Endormir le monde quand tout va mal
Neo Valen
Du sommeil pour rester éveillé
Nous disposons de moins en moins de temps, malgré les clics et les raccourcis qui semblent nous en offrir davantage. Nous courons sans but précis, partout à la fois, sans même prendre le temps de savourer le temps lui-même.
En 2014, il m’est apparu essentiel de calmer ce monde hyperactif en lui offrant du sommeil. Toutefois, l’idée n’était pas de plonger dans un sommeil profond, mais plutôt de proposer un repos, un moment de détente, tout en conservant une utilité pratique : offrir du sommeil non pour dormir, mais pour rester éveillé et consommer encore plus.
Le système
La mise en place d’un tel système, destiné à offrir du sommeil, est un véritable défi qui n’est pas de tout repos. Pour commencer, il est essentiel de pouvoir générer ce sommeil. Mon atout dans cette création réside dans ma capacité à m’endormir aisément. Cependant, il serait erroné de penser que je vais créer du sommeil simplement en m’endormant moi-même, car cela équivaudrait à consommer mon propre sommeil.
L’enjeu était de trouver un état intermédiaire, un sommeil léger mais jamais profond. C’est cette quête d’un sommeil de qualité qui m’a valu la reconnaissance des veilleurs, ceux qui apprécient et reconnaissent la valeur d’un repos authentique et régénérateur.
Le travail
Au rythme des clics des veilleurs, qui aspirent à un sommeil sans jamais s’endormir, je dors, encore et encore. Parfois, dans un rythme effréné, je dors plusieurs heures par jour, pendant des mois et des mois, ajustant mon système pour qu’il s’harmonise avec ma propre capacité de sommeil.
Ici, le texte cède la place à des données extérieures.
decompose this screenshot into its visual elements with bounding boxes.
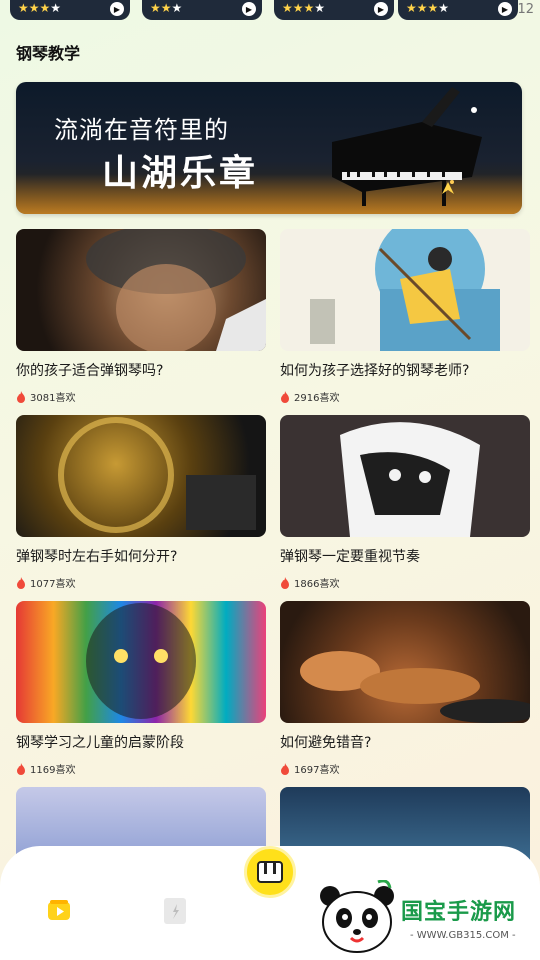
article-likes: 1169喜欢 bbox=[16, 761, 266, 776]
fire-icon bbox=[281, 576, 289, 589]
fire-icon bbox=[17, 762, 25, 775]
top-card-strip: ★★★★ ▶ ★★★ ▶ ★★★★ ▶ ★★★★ ▶ 12 bbox=[0, 0, 540, 22]
article-likes: 1697喜欢 bbox=[280, 761, 530, 776]
article-likes: 2916喜欢 bbox=[280, 389, 530, 404]
article-title: 钢琴学习之儿童的启蒙阶段 bbox=[16, 735, 184, 751]
article-title: 弹钢琴一定要重视节奏 bbox=[280, 549, 420, 565]
likes-count: 1697喜欢 bbox=[294, 765, 340, 776]
play-icon[interactable]: ▶ bbox=[110, 2, 124, 16]
likes-count: 2916喜欢 bbox=[294, 393, 340, 404]
likes-count: 1077喜欢 bbox=[30, 579, 76, 590]
article-card[interactable]: 钢琴学习之儿童的启蒙阶段 1169喜欢 bbox=[16, 601, 266, 776]
rating-stars: ★★★ bbox=[150, 1, 183, 15]
rating-stars: ★★★★ bbox=[406, 1, 450, 15]
play-icon[interactable]: ▶ bbox=[242, 2, 256, 16]
article-card[interactable]: 如何为孩子选择好的钢琴老师? 2916喜欢 bbox=[280, 229, 530, 404]
article-card[interactable]: 你的孩子适合弹钢琴吗? 3081喜欢 bbox=[16, 229, 266, 404]
article-thumbnail-gramophone bbox=[16, 415, 266, 537]
banner-line2: 山湖乐章 bbox=[102, 152, 259, 194]
partial-number: 12 bbox=[517, 2, 534, 17]
section-title: 钢琴教学 bbox=[16, 44, 81, 63]
article-title: 你的孩子适合弹钢琴吗? bbox=[16, 363, 164, 379]
top-card-3[interactable]: ★★★★ ▶ bbox=[274, 0, 394, 20]
article-thumbnail-popart bbox=[16, 601, 266, 723]
article-title: 弹钢琴时左右手如何分开? bbox=[16, 549, 178, 565]
top-card-2[interactable]: ★★★ ▶ bbox=[142, 0, 262, 20]
likes-count: 3081喜欢 bbox=[30, 393, 76, 404]
video-tab-icon[interactable] bbox=[46, 898, 72, 924]
article-thumbnail-instruments bbox=[280, 601, 530, 723]
music-tab-icon[interactable] bbox=[162, 896, 188, 926]
rating-stars: ★★★★ bbox=[282, 1, 326, 15]
article-likes: 1866喜欢 bbox=[280, 575, 530, 590]
article-title: 如何避免错音? bbox=[280, 735, 372, 751]
site-watermark: 国宝手游网 - WWW.GB315.COM - bbox=[318, 880, 540, 960]
article-thumbnail-beethoven bbox=[16, 229, 266, 351]
fire-icon bbox=[281, 762, 289, 775]
watermark-url: - WWW.GB315.COM - bbox=[410, 930, 516, 941]
piano-keys-icon bbox=[257, 861, 283, 883]
article-card[interactable]: 弹钢琴一定要重视节奏 1866喜欢 bbox=[280, 415, 530, 590]
play-icon[interactable]: ▶ bbox=[374, 2, 388, 16]
top-card-4[interactable]: ★★★★ ▶ bbox=[398, 0, 518, 20]
play-icon[interactable]: ▶ bbox=[498, 2, 512, 16]
grand-piano-illustration bbox=[332, 87, 482, 206]
article-card[interactable]: 如何避免错音? 1697喜欢 bbox=[280, 601, 530, 776]
banner-line1: 流淌在音符里的 bbox=[54, 116, 229, 144]
article-thumbnail-beethoven-bw bbox=[280, 415, 530, 537]
article-thumbnail-illustration bbox=[280, 229, 530, 351]
fire-icon bbox=[17, 576, 25, 589]
rating-stars: ★★★★ bbox=[18, 1, 62, 15]
watermark-name: 国宝手游网 bbox=[401, 900, 517, 925]
featured-banner[interactable]: 流淌在音符里的 山湖乐章 bbox=[16, 82, 522, 214]
piano-center-button[interactable] bbox=[244, 846, 296, 898]
article-card[interactable]: 弹钢琴时左右手如何分开? 1077喜欢 bbox=[16, 415, 266, 590]
fire-icon bbox=[281, 390, 289, 403]
article-likes: 1077喜欢 bbox=[16, 575, 266, 590]
article-likes: 3081喜欢 bbox=[16, 389, 266, 404]
panda-logo-icon bbox=[320, 880, 394, 953]
top-card-1[interactable]: ★★★★ ▶ bbox=[10, 0, 130, 20]
likes-count: 1866喜欢 bbox=[294, 579, 340, 590]
article-title: 如何为孩子选择好的钢琴老师? bbox=[280, 363, 470, 379]
likes-count: 1169喜欢 bbox=[30, 765, 76, 776]
fire-icon bbox=[17, 390, 25, 403]
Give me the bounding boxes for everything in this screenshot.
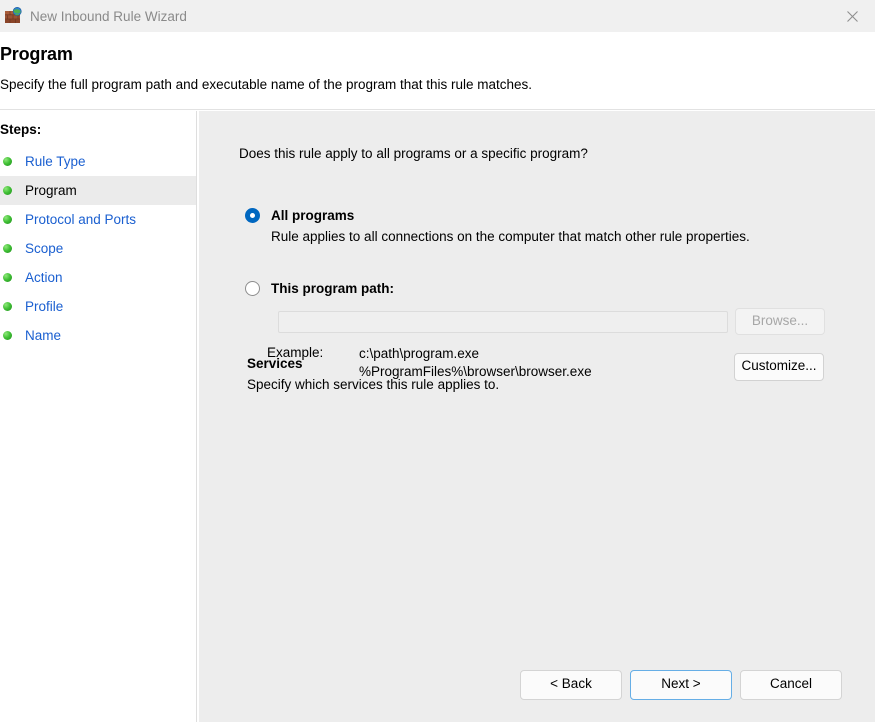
window-title: New Inbound Rule Wizard xyxy=(30,8,187,24)
wizard-header: Program Specify the full program path an… xyxy=(0,32,875,110)
question-text: Does this rule apply to all programs or … xyxy=(239,146,588,161)
step-bullet-icon xyxy=(3,273,12,282)
radio-all-programs-label: All programs xyxy=(271,208,355,223)
step-bullet-icon xyxy=(3,302,12,311)
radio-all-programs-description: Rule applies to all connections on the c… xyxy=(271,229,750,244)
sidebar-item-scope[interactable]: Scope xyxy=(0,234,196,263)
close-icon[interactable] xyxy=(829,0,875,32)
program-path-row: Browse... xyxy=(278,308,825,335)
customize-button[interactable]: Customize... xyxy=(734,353,824,381)
services-section: Services Specify which services this rul… xyxy=(247,353,827,392)
sidebar-item-label: Name xyxy=(25,328,62,343)
page-subtitle: Specify the full program path and execut… xyxy=(0,77,533,92)
title-bar: New Inbound Rule Wizard xyxy=(0,0,875,32)
firewall-brick-globe-icon xyxy=(4,7,22,25)
step-bullet-icon xyxy=(3,186,12,195)
step-bullet-icon xyxy=(3,157,12,166)
back-button[interactable]: < Back xyxy=(520,670,622,700)
sidebar-item-protocol-and-ports[interactable]: Protocol and Ports xyxy=(0,205,196,234)
content-panel: Does this rule apply to all programs or … xyxy=(199,111,875,722)
step-bullet-icon xyxy=(3,215,12,224)
sidebar-item-label: Action xyxy=(25,270,63,285)
browse-button[interactable]: Browse... xyxy=(735,308,825,335)
step-bullet-icon xyxy=(3,331,12,340)
page-title: Program xyxy=(0,44,73,64)
steps-list: Rule Type Program Protocol and Ports Sco… xyxy=(0,147,196,350)
sidebar-item-label: Scope xyxy=(25,241,64,256)
steps-sidebar: Steps: Rule Type Program Protocol and Po… xyxy=(0,111,197,722)
radio-this-program-path[interactable] xyxy=(245,281,260,296)
sidebar-item-label: Protocol and Ports xyxy=(25,212,137,227)
step-bullet-icon xyxy=(3,244,12,253)
wizard-footer-buttons: < Back Next > Cancel xyxy=(199,670,875,700)
sidebar-item-label: Profile xyxy=(25,299,64,314)
radio-this-program-path-label: This program path: xyxy=(271,281,395,296)
sidebar-item-label: Program xyxy=(25,183,77,198)
program-path-input[interactable] xyxy=(278,310,728,333)
sidebar-item-name[interactable]: Name xyxy=(0,321,196,350)
steps-heading: Steps: xyxy=(0,122,42,137)
option-all-programs[interactable]: All programs Rule applies to all connect… xyxy=(245,208,750,244)
radio-all-programs[interactable] xyxy=(245,208,260,223)
sidebar-item-program[interactable]: Program xyxy=(0,176,196,205)
sidebar-item-rule-type[interactable]: Rule Type xyxy=(0,147,196,176)
next-button[interactable]: Next > xyxy=(630,670,732,700)
sidebar-item-profile[interactable]: Profile xyxy=(0,292,196,321)
sidebar-item-action[interactable]: Action xyxy=(0,263,196,292)
cancel-button[interactable]: Cancel xyxy=(740,670,842,700)
sidebar-item-label: Rule Type xyxy=(25,154,86,169)
option-this-program-path[interactable]: This program path: Browse... Example: c:… xyxy=(245,281,825,379)
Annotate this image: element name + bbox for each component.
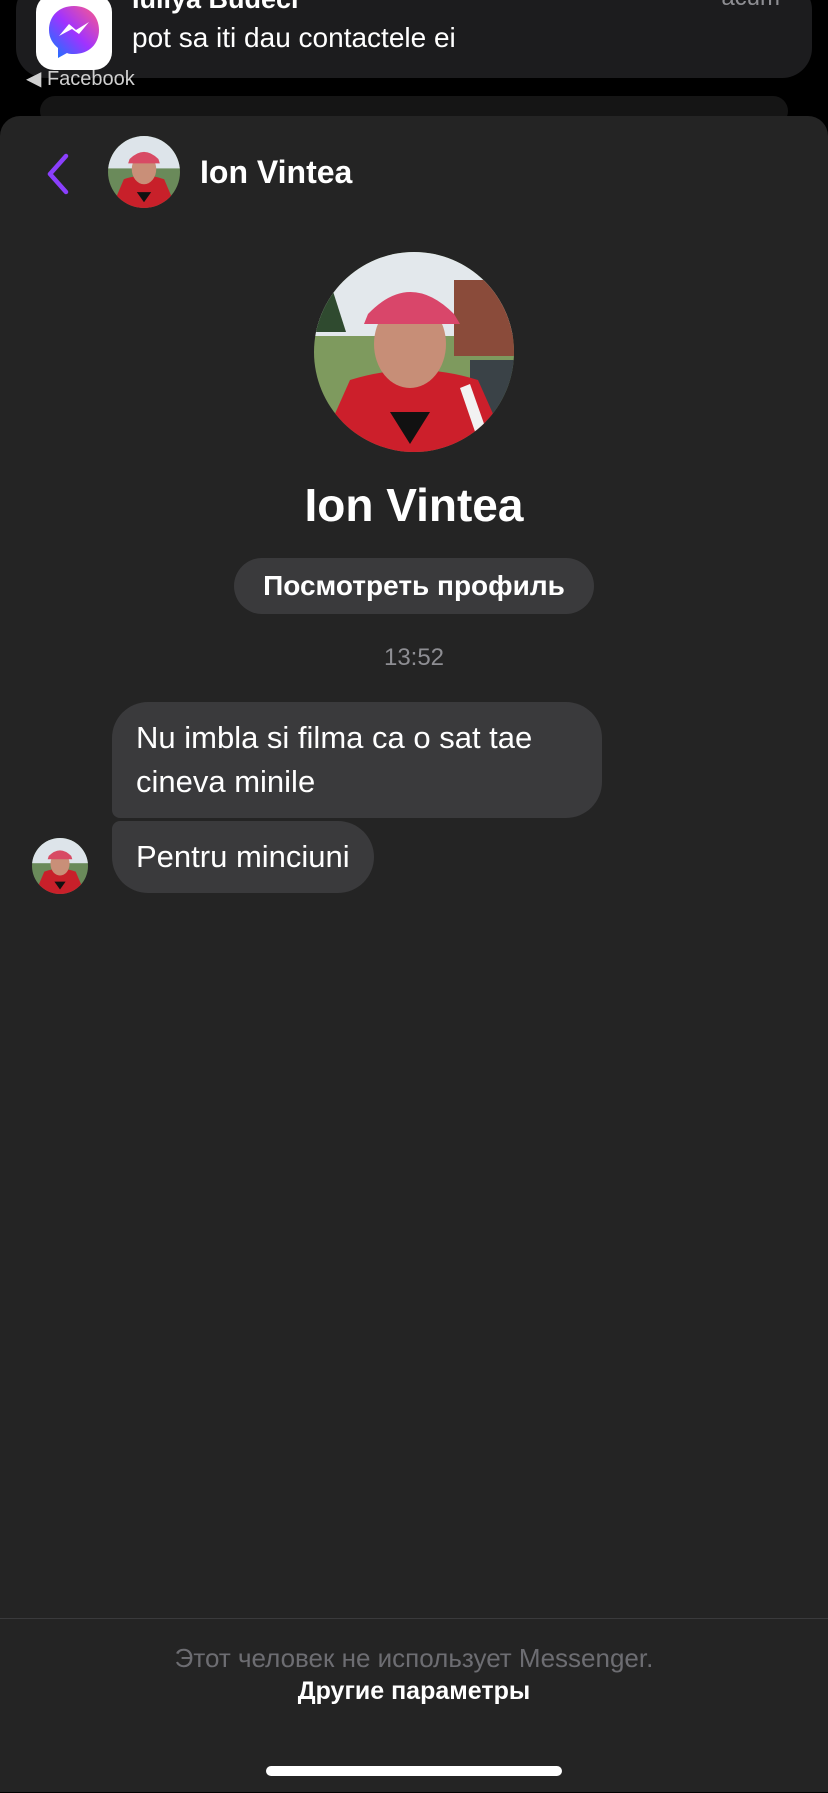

Ce qui compte pour moi, c’est de répondre à un besoin utilitaire, à l’instar de tout ce qui existe aujourd’hui. Je ne me perds pas en réflexions sur mon travail ; je fais, j’exécute, parfois en traçant un parallèle avec Sisyphe et son éternelle tâche. Mon action, semblable à la sienne, est répétitive et continue, mais elle porte en elle une utilité concrète, répondant aux exigences pratiques de notre époque.
Je me suis transformé en un dormeur professionnel, mais loin de moi l’idée de me proclamer “Dormeur professionnel” et de faire de cela une des journées, une perspective qui me laisse totalement indifférent. Pour moi, je ne suis qu’un élément, une cellule au sein d’un système en action, où l’adénosine triphosphate est remplacée par le clic qui alimente cette énergie singulière.
Le résultat
Le nombre de personnes ayant cliqué pour recevoir ce sommeil de qualité se chiffre désormais en centaines. Ma réputation en tant que référent parmi les dormeurs professionnels s’est solidifiée, mais mon objectif principal reste de créer un sommeil de qualité, une matière première utile et bénéfique.
Même dans un monde qui semble s’endormir tout en restant éveillé, je suis constamment étonné par les retours des personnes qui me contactent. Elles me demandent comment je procède, me confient se sentir apaisées (ce qui est logique, étant donné la qualité du sommeil fourni) et trouvent cette approche particulièrement utile lors de réunions de travail. Cette méthode aurait pu être bénéfique pour le malheureux Hyon Yong-chol, exécuté par Kim Jong-un pour s’être endormi.
L’évolution technologique du métier de dormeur professionnel
Les avancées technologiques récentes m’ont permis de révolutionner la manière dont je manipule cette matière première qu’est le sommeil. Cette évolution représente un progrès significatif. Auparavant consommé directement par le veilleur, le sommeil est désormais également physiquement préservé dans la blockchain. Chaque émanation de sommeil est captée à la surface baryonique d’une puce électronique, elle-même connectée à la blockchain via mes emochain. Il existe maintenant une forme de sommeil “en boîte”, un sommeil que l’on peut consommer à la demande, et qui est facilement accessible et échangeable.